We live in a society that is always scurrying around looking for quick fixes, but the real remedy is to actually take our time. Slowing down is not only crucial for our eating habits, but our overall health as well. Changing one’s diet should be a gradual process because healthy living is a long term goal, not something that can be found in a pill or a frozen Lean Cuisine entrée. Students, co-workers, friends, and family have seen my before and after photos (you can see them on the “Genesis” letter) and cannot believe how different I look. What I wish I could truly share, however, is how I feel physically.

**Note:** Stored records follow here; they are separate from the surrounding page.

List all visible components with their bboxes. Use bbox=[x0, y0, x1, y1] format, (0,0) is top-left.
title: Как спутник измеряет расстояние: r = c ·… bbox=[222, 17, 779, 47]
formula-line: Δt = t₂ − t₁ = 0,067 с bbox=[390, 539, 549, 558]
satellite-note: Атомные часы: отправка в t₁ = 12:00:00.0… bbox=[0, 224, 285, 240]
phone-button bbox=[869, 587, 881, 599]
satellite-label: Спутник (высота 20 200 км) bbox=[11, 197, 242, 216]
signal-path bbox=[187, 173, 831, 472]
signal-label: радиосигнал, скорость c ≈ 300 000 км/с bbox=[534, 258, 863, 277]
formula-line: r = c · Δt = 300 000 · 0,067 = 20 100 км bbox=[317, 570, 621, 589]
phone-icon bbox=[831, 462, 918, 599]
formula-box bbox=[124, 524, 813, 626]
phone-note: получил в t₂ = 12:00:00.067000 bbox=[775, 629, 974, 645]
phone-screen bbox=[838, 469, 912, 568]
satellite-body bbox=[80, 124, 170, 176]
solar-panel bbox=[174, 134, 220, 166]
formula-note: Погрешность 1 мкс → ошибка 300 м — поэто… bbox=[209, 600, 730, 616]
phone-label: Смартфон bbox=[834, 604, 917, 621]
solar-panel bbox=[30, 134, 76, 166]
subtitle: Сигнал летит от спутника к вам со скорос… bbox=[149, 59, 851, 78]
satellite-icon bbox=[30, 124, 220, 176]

Once I gave up eating fast food and highly processed “food” completely, I noticed a tremendous difference in the way I felt. It’s hard to put into words what eating well can do for you, NIP, so I’ll leave you with the same challenge I give to anyone else—try it. Try to slow down for 30 days by eliminating those ingredients, preparing your own meals, and taking the time to appreciate your food while consuming it. The people who have gone on to actually change their diet for a month all told me how much better they felt. See for yourself—what else have you got to lose?